Exercise doesn’t always reduce body fat. As a registered dietitian nutritionist, I’ve seen this many times before: someone takes up exercising in an attempt to lose weight – and the exact opposite happens! They get fatter! Has this ever happened to you?
A recent research study took 81 sedentary, but healthy women, through a vigorous but manageable supervised exercise program. After 12 weeks of aerobic training, they were certainly more fit – but many weighed more. And, no, it wasn’t all muscle!
Why? The senior author of this study suggests that it’s likely that those who gained weight began eating slightly more and moving less when they weren’t on the treadmills. And, it’s easy to do. It doesn’t take much to put on a few pounds. Here’s my advice:
- Consider what else you’re doing for the rest of the day.

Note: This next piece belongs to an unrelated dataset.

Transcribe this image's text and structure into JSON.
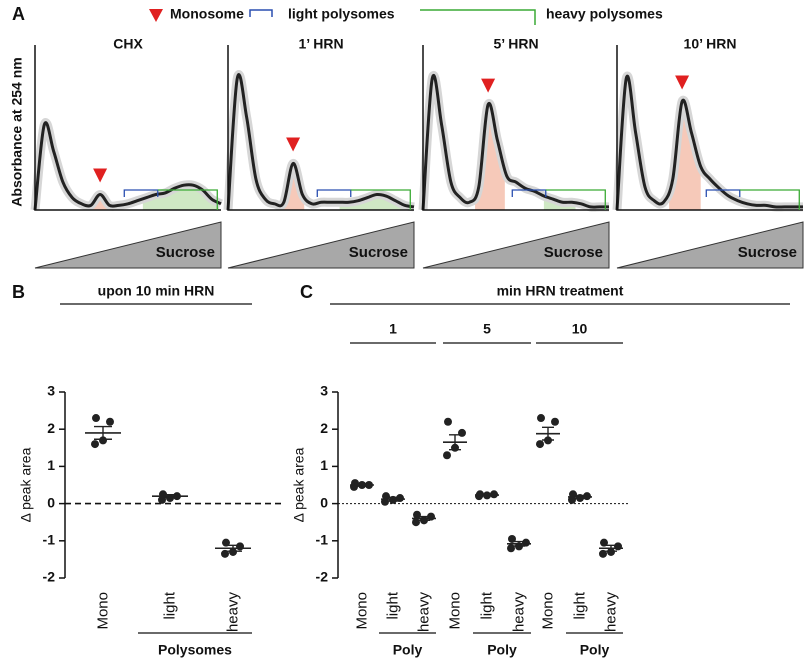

Are you moving less (sitting more, fidgeting less) during the day to “rest” legs after your run or workout? Are you eating more to reward yourself for the exercise you did?
- Remember, it’s often just the little things. Weight gain is typically from very small things. There are approximately 3500 calories in a pound of fat. So, eating just 10 extra calories a day (the calories in a mint), will result in an extra pound over a years time.
- Weigh yourself every day. Research from Dr. Brian Wansink suggests that daily weigh-ins are associated with weight loss, while monthly weights are linked to weight gain. It’s easy to tell yourself a story about how you’re putting on weight because you’re adding on muscle, but if you’re overweight your goal should be to lose fat and replace it with muscle.
- Take action – sooner, rather than later. If you’re putting on weight, take action before it gets out of hand.